CANADIAN WRITER SHEILA HETI’S second novel posed the question How Should a Person Be? In her latest work, a collaboration with Believer editor Heidi Julavits and artist and author Leanne Shapton, she and her co-editors distributed surveys to hundreds of women with a series of queries that boiled down to another existential exploration: How should a person dress?
The resulting collection, Women in Clothes, is a rangy, free-floating examination of the logic that a group of women use to style themselves. Lena Dunham writes about her nail color (“black and white and chipping mightily”), Molly Ringwald shows off her favorite outfit, essayist Roxane Gay giver her opinion on rompers (“not ever going to be on my body”), and Zosia Mamet recreates poses from fashion magazines. The book includes considerations of hijabs, nudism, chapstick, and lingerie, as well as illustrations and photo series showing off collections of everything from floss sticks to bras to hair elastics. Looking at the quotidian items of women’s lives is a way of figuring out the expectations women have of their self-image, what they hope clothing can express about themselves.
“Our relationship with clothes is not just about our relationship with clothes, but with our feelings, our thoughts, our bodies,” Heti explained. “This is an endless kind of book—if we had kept working on it, there are so many more areas we could have explored.”

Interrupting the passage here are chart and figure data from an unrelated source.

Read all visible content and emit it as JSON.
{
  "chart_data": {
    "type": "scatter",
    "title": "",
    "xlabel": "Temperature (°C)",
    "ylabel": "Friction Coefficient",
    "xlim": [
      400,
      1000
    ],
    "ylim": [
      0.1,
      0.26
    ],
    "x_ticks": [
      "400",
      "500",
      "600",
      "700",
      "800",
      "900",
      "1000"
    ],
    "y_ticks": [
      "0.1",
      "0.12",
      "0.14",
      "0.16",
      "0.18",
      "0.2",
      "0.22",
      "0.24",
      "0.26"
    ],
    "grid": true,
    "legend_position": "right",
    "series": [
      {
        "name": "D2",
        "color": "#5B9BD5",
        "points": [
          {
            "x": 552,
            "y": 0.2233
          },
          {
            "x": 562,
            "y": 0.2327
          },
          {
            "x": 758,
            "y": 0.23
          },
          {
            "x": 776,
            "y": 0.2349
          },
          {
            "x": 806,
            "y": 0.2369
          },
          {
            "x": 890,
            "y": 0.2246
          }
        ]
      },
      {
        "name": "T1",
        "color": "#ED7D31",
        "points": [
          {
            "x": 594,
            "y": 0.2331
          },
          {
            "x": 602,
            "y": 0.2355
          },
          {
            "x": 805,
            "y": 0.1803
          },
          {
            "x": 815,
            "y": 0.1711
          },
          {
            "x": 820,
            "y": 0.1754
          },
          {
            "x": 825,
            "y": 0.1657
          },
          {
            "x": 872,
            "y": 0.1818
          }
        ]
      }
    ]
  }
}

Asking about clothing is a way of eliciting stories. And stories are one of the great, bottomless resources of the human race. It turns out that the more you ask about the way someone’s style functions—the rules they use to dress themselves, purchase new clothing, and what qualities they look for in an overall outfit—the more questions emerge. The group ended up tacking on more questions to the survey as they continued the project, eliminating ones that didn’t elicit interesting answers, delving more into the emotional state that women hoped to reproduce with certain items from their closets.
“We were just boundlessly curious,” Julavits said. “I think we all started paying attention to our own lives more closely, too. What stories would we want to tell? I was fascinated by how many women answered the survey while nude. I am never naked in front of my computer, I’ve never even considered it—I don’t know why. I have since thought maybe I should try it out.”
The book is also an answer to the style guides found in women’s fashion magazines, and the coffee table books exhorting the fashionable wardrobes of past celebrities. The overall message of Women in Clothes is that everyone’s system is equally quixotic. There is no right way to choose a dress or a pair of shoes, no more than there is a right way to live or sleep or see things.
“Why shouldn’t a short person look short?” Heti asked. “That’s beautiful and who they are. Any real style they had would have to do with their shortness. Those magazine articles that try to ‘balance’ your body—to hide your big thighs or make your chest look smaller or mask short legs—all of that has nothing to do with style. If anything, it’s the opposite of style.”
The element of style that the book addresses is something closer to personality, rather than just wardrobe items. It isn’t about the newest trends coming off the runway—as Shapton put it, “style is a planet and fashion is a moon.” Rather, it’s a window into the way that people think about themselves and present themselves to others.
“This book, for all of our work, only skims the surface of the larger topic of women in clothes,” Shapton said. “We would like to have spoken in depth to nudists, nuns, girl gangs, prisoners, taxi drivers, morticians, midwives… anyone from any walk of life not included in the book is someone whose perspective remains a mystery.”